November 10th, 2009  |  Published in Politik, Rassismus & Menschenrechte

Knut Vollebaek, OSCE High Commissioner on National Minorities (Foto: OSZE)Bei einer hochkarätigen internationalen Konferenz, die gestern in der Wiener Hofburg eröffnet wurde, äußerten die Vertreter von OSZE, Europarat und der EU-Agentur für Grundrechte FRA harsche Kritik an der Politik vieler EU-Staaten gegenüber der Roma-Bevölkerung. Auf volksgruppen.orf.at heißt es dazu:

„Wir haben ein echtes Problem mit Rassismus und es wird schlimmer und schlimmer“, warnte Europarats-Menschenrechtskommissar Thomas Hammarberg. Man habe es zugelassen, dass Roma zu „Fußabstreifern unserer Gesellschaft“ geworden sind und rassistische Äußerungen von Politikern einfach so hingenommen werden. „Die Regierungschefs müssen diese Problematik endlich ernst nehmen. Roma sind diskriminiert, obwohl sie ebenso EU-Bürger sind“, betont Thomas Hammarberg. Vertreter von OSZE, Europarat sowie der Agentur der EU für Grundrechte (FRA) richteten dabei zahlreiche Forderungen an die Regierungen der Mitgliedsländer, um Diskriminierung, Segregation und Rassismus gegen Roma einen Riegel vorzuschieben.

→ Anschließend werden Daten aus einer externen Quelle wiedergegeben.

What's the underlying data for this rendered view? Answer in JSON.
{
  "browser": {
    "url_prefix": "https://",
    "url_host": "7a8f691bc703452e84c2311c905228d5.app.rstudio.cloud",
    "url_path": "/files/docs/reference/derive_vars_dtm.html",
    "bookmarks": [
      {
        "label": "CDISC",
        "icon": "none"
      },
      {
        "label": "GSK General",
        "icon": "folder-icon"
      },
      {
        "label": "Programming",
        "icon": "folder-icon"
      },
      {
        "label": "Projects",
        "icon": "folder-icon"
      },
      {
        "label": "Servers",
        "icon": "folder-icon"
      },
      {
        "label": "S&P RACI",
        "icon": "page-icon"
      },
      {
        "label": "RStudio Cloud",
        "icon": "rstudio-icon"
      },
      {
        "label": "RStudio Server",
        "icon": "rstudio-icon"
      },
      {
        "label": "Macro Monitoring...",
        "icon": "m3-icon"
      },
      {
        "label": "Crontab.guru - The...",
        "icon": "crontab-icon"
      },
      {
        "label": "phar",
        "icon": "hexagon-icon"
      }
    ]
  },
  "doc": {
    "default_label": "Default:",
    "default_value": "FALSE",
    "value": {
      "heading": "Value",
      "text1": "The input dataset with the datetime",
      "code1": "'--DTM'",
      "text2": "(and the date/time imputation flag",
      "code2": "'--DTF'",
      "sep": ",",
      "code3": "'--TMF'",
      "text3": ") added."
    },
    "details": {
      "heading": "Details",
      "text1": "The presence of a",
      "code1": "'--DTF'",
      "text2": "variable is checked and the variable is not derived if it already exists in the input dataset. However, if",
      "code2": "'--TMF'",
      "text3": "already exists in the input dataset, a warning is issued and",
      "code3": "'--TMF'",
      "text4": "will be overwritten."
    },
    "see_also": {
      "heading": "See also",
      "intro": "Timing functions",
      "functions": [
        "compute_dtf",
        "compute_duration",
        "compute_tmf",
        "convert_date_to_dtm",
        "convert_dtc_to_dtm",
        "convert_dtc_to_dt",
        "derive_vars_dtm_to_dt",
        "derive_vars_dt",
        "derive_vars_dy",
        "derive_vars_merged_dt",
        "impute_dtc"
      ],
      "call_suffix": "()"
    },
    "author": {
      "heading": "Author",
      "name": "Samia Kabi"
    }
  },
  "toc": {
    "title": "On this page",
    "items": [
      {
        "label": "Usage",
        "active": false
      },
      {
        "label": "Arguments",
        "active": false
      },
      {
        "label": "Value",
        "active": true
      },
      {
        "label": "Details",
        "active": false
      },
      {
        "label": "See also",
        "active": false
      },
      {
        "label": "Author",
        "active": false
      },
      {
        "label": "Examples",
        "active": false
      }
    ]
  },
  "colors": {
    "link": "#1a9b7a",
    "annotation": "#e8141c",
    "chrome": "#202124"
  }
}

Knut Vollebaek, OSZE-Kommissar für nationale Minderheiten, warnte vor sozialen Spannungen: „Es gilt, endlich die wahren Bedürfnisse der Roma zu erkennen. Sie haben den Glauben an die Politiker und deren Versprechungen verloren. Darum möchte ich die Regierungen daran erinnern, dass sie Verantwortung gegenüber allen Landsleuten haben. Wir müssen jetzt schnell raus aus dieser Sackgasse.“ Angeprangert wurde vor allem die Benachteiligung von Roma, die innerhalb der EU die Staaten wechseln. FRA-Direktor Morten Kjaerum hob dabei das „Recht auf Freizügigkeit und Aufenthalt“ für alle Union-Bürger hervor. Die Realität sähe freilich anders aus und sei geprägt von Rassismus, Diskriminierung und Ausgrenzung. Kjaerum: „Aufgabe der EU und ihrer Mitgliedstaaten ist es, zielgerichtete Maßnahmen zu ergreifen und Standards zu setzen, die auf Recht und Gleichheit basieren und der Förderung des sozialen Zusammenhalts dienen.“

Was Zahlen betrifft, die die ethnischen Verteilungen untermalen, gab man sich bedeckt. Besonders bei der Migration innerhalb der EU sei es schwierig, den Anteil der Roma zu erfassen, weil die ethnische Zugehörigkeit ja nicht im Reisepass eingetragen sei. Insgesamt, so schätzt man seitens der OSZE, werden es wohl rund zehn Millionen Roma sein, die innerhalb der EU leben. Der größte Teil davon in den ehemaligen Ostblockländern Slowakei, Ungarn, Rumänien und Bulgarien sowie am Balkan (Serbien, Mazedonien, Kosovo).